Une conviction partagée par Bernard Bobillot, éducateur au service éducatif auprès du tribunal pour enfants (SEAT) de Bobigny : « On a eu trop tendance à s'identifier à l'adolescent et non au délinquant. Dans cette logique, les infractions sont connues mais pas reconnues. En redonnant du sens au délit, on accepte la personnalité de l'auteur. »
Cette évolution des mentalités a même amené le SPJJ-FEN-UNSA à mettre en place, en novembre 1995, un groupe de travail destiné à réfléchir à ce que le syndicat nomme lui-même le « tiers secteur ». Et qui vise, selon son secrétaire général, à « essayer de conjuguer “éducatif” et “contrainte” ». Une tâche délicate qui, pour être menée à bien suppose que son auteur conserve à l'esprit la particularité de l'enfance qui justifie la primauté accordée à l'éducatif par notre législation, et ne soit pas tenté par une assimilation de la faute de l'adolescent à celle de l'adulte.
Un écueil justement évité par certaines démarches comme celle adoptée par le procureur Claude Mathon au tribunal de Pontoise : « La tendance naturelle du juge des enfants est de faire relâcher le mineur lorsque ce dernier n'est pas “connu” de la justice. Moi, je fais le contraire : si le mineur n'est pas “connu”, je le fais justement passer devant le parquet qui fait un rappel de la loi. » Une mesure symbolique et non punitive qui vise à prévenir la récidive en accordant du sens au délit. Objectif identique avec la mesure de réparation pénale introduite dans l'ordonnance du 2 février 1945 (article 12-1) par la loi du 4 janvier 1993 (8). Généralement sous la houlette du SEAT, la réparation concerne essentiellement le primo-délinquant qui a commis une infraction peu importante et dont le préjudice est peu élevé : le service éducatif va proposer la réponse la mieux adaptée allant de l'indemnisation pécuniaire à la rencontre avec la victime en passant par la lettre d'excuses. « Réparer, c'est se situer comme auteur, acteur et sujet de son acte », explique Bernard Bobillot, fervent défenseur et praticien de ce mécanisme qui, selon lui, « vise à favoriser un processus de responsabilisation. Il s'agit moins d'oublier l'acte que de le dépasser et de participer à un projet pacificateur où le désir de prouver quelque chose est plus important que la simple préoccupation de payer sa dette. »

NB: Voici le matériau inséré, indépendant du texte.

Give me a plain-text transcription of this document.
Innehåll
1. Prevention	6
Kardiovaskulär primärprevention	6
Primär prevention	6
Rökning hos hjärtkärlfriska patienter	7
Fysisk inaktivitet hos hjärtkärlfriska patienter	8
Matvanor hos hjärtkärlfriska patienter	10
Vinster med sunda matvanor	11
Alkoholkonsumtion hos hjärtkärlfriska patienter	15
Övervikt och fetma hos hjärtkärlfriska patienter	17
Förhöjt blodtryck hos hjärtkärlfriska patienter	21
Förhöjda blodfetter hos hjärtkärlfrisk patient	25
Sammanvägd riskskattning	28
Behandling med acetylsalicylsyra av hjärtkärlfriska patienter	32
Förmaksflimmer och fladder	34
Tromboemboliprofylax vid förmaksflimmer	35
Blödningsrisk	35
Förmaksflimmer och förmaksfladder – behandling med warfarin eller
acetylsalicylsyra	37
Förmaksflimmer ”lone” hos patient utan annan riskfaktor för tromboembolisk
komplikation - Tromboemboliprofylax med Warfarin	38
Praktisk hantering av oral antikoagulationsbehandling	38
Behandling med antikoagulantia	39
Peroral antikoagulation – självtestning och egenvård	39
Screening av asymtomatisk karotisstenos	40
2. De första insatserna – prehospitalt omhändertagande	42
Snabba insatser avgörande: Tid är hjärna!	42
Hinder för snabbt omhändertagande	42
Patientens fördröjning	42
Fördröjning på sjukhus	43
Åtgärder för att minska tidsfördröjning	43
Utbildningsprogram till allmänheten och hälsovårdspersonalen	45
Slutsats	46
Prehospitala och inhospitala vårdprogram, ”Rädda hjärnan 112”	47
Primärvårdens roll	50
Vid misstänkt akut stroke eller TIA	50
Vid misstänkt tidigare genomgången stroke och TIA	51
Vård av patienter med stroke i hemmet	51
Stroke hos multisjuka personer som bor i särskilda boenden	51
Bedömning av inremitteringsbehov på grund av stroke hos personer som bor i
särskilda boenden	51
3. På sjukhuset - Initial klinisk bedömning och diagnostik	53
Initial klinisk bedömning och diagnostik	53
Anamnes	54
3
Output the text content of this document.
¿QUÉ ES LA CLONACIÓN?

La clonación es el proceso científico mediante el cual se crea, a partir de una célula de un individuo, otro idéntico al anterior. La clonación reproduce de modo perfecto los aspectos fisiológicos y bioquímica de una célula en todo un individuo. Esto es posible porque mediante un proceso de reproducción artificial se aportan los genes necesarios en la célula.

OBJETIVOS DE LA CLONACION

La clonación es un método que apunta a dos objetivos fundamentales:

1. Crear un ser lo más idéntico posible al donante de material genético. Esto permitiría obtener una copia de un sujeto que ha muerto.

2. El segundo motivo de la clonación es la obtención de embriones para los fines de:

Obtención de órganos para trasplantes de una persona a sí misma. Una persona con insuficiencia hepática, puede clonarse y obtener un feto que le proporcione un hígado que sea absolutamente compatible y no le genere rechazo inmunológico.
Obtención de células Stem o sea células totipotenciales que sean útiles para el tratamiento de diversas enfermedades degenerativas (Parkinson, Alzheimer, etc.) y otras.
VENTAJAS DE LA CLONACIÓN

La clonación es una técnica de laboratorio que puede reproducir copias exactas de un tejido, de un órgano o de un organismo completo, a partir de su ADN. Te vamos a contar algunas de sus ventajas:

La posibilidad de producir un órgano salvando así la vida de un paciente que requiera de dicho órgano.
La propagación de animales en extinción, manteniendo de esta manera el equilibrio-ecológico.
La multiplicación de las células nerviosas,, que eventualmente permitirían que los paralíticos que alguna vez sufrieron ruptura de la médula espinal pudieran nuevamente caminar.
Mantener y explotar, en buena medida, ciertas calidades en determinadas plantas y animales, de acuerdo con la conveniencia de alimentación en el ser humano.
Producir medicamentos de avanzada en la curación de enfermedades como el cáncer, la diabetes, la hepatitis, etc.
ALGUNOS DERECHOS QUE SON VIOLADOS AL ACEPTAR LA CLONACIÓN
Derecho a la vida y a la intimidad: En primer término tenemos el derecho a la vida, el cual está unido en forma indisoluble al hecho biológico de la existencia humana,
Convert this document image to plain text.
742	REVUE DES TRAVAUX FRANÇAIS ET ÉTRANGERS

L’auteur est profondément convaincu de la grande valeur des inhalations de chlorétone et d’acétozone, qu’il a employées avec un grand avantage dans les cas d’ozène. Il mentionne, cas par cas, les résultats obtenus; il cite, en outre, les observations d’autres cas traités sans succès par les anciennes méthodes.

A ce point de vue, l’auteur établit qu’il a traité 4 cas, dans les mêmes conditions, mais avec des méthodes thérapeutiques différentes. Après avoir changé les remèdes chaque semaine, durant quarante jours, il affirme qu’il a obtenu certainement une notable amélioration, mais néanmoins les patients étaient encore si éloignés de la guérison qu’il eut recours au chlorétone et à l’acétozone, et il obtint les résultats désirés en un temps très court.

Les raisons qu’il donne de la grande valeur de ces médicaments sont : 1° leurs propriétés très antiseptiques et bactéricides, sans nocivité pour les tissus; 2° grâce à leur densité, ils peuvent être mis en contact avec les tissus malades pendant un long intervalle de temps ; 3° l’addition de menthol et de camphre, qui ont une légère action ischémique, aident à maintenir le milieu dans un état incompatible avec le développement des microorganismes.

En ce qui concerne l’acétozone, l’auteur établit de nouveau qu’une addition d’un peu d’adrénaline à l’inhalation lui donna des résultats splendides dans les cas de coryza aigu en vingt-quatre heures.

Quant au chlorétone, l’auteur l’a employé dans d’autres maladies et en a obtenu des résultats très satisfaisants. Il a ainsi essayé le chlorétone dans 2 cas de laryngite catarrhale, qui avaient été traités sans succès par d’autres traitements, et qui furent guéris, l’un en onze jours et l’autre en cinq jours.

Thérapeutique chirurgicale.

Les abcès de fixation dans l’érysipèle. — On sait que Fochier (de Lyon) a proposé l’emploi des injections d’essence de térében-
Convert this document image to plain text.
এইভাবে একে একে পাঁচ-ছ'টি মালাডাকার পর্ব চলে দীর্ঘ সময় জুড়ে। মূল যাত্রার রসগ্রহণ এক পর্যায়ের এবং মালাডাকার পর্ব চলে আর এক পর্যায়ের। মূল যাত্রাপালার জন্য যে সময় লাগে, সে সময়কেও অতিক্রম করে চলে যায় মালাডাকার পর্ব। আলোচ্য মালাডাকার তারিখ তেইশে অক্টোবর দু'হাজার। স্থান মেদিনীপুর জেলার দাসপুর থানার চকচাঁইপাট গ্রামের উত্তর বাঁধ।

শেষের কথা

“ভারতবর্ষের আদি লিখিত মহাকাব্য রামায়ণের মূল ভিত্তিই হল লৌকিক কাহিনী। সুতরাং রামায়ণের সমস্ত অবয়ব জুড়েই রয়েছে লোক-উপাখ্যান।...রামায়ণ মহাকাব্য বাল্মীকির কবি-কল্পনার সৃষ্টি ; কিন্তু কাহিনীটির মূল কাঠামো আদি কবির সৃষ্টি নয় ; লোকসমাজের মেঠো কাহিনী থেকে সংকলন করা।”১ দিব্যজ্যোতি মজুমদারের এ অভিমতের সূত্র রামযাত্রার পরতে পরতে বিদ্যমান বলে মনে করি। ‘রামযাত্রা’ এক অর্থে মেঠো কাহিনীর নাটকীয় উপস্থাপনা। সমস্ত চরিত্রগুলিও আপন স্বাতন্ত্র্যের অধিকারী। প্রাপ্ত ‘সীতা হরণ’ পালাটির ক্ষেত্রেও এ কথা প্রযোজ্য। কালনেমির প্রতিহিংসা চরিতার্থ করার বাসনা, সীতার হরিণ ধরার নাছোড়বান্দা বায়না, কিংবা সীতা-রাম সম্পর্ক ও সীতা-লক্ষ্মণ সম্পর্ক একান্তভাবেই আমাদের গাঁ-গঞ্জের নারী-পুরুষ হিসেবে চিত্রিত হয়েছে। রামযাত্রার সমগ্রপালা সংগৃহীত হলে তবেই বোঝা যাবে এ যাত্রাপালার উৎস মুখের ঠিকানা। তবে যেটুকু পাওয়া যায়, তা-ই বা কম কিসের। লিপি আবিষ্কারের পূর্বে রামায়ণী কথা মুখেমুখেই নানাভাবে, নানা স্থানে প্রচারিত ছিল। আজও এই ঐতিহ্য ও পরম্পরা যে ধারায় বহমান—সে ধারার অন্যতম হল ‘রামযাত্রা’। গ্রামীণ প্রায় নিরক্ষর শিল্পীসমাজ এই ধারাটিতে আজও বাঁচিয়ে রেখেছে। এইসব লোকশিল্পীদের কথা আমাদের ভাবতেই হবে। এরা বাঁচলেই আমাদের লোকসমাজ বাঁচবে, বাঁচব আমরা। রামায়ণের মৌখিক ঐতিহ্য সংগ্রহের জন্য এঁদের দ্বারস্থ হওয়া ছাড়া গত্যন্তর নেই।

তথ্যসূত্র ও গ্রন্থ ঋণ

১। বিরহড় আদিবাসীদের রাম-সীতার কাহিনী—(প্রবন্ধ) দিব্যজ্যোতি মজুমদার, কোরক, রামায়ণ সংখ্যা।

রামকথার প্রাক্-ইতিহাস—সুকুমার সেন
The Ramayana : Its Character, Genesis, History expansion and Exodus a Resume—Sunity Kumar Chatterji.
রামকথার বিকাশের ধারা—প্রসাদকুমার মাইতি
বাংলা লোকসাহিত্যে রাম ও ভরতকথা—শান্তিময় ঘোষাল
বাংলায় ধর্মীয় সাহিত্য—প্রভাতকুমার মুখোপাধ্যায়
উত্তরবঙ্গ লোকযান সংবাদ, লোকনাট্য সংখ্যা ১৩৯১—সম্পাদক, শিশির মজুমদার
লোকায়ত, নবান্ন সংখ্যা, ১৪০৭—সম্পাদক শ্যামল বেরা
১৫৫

Des mesures qui, sans faire figure de solution, vont en tout cas « quelque part », dans une direction en quête de sens.
Emmanuelle Heidsieck
(1) Voir ASH n° 1968 du 29-03-96.
(2) SPJJ-FEN-UNSA : 48, rue La-Bruyère - 75009 Paris - Tél. 1 40.16.78.78.
(3) Voir ASH n° 1969 du 5-04-96.
(4) « Pour la jeunesse en difficulté : quelle protection judiciaire éducative ? », colloque organisé les 19,20 et 21 mars 1996 par l'Anpase : BP 4 - 76380 Canteleu - Tél. 35.52.43.70.
(5) SNPES-PJJ-FSU : 54, rue de l'Arbre-Sec - 75001 Paris - Tél. 1 42.60.15.84.
(6) Elso : 41, rue Martin-Schongauer - 67200 Strasbourg - Tél. 88.29.85.54.
(7) Ce partenariat a été engagé depuis le 8 janvier 1996 entre la direction départementale de la PJJ du Loiret et la responsable du service social de l'inspection d'académie (Education nationale).
(8) Voir ASH n° 1862 du 13-01-94. Sur l'ensemble des mesures de milieu ouvert prises par la PJJ en 1994 (27 765), les mesures de réparation ont été au nombre de 1 470 (source : direction de la PJJ, ministère de la Justice).